Aucun autre média montréalais ne dispose d’autant de ressources humaines pour assurer une couverture experte du Festival International de Jazz de Montréal. Nous sommes nombreux à parcourir le site extérieur et les salles de concert : Jacob Langlois-Pelletier, Frédéric Cardin, Stephan Boissonneault, Michel Labrecque, Varun Swarup, Vitta Morales et Alain Brunet vous livrent leurs critiques d’albums, comptes rendus de concerts et quelques interviews. Bonne lecture et bonne écoute !
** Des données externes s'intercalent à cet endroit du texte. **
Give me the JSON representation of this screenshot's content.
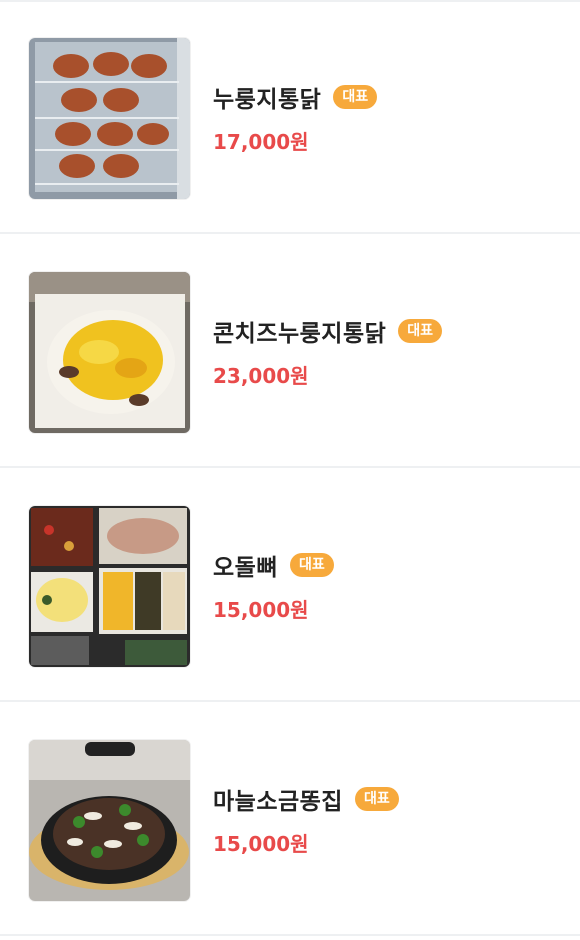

Je dois commencer par confier que la perspective d’évaluer le dernier album de Joey Alexander, Continuance, était intrigante pour moi, principalement parce que je n’avais pas suivi son travail depuis la majeure partie de la décennie. Je supposais naturellement qu’un album d’Alexander se caractériserait par la finesse technique du piano, la présence de sidemen talentueux, les standards du jazz et la fluidité (ainsi que les huit et les quintuplets partiels), typique d’un album de jazz moderne. Je dois avouer que j’étais encore en train d’évoquer les images de cet enfant de douze ans qui rendait jaloux les musiciens adultes. Bien sûr, c’était en 2015… et vous comprenez donc ma curiosité de voir ce qui avait changé.
D’un point de vue réducteur, je pense que mes premières hypothèses étaient correctes. L’habileté technique, les sidemen talentueux de son équipe de tournée et l’élégance contemporaine ont tous fait leur apparition. Cependant, j’ai été agréablement surpris par d’autres aspects. Tout cela pour dire qu’il est certainement difficile de sortir de la case « enfant prodige », car il y aura toujours une pression pour continuer ce qui vous a valu une place au bal. Cependant, je crois qu’Alexander utilise Continuance pour nous faire savoir qu’il s’éloigne de ce qu’il avait l’habitude de faire en faveur de quelque chose d’un peu différent.
D’une part, il semblerait que l’époque où il s’appuyait sur des standards de jazz pour remplir la majorité des plages horaires de ses albums soit bien révolue. Sur ses deux derniers albums (dix-sept chansons), seules deux étaient des reprises. Les deux figurent sur cet album, et ce ne sont pas des standards. La première reprise est la ballade pop I Can’t Make You Love Me qu’Alexander arrange comme un morceau de R&B en s’appuyant lourdement sur les notes bleues et en demandant à son batteur de nous fournir un backbeat bien gras. (Probablement avec l’astuce classique du bandana/serviette à thé sur la caisse claire). L’autre reprise est l’hymne chrétien Great is Thy Faithfulness qui est arrangé comme un shuffle en 12/8 avec toutes les notes fantômes, de brèves modulations métriques, et d’autres caractéristiques du gospel que vous pourriez souhaiter.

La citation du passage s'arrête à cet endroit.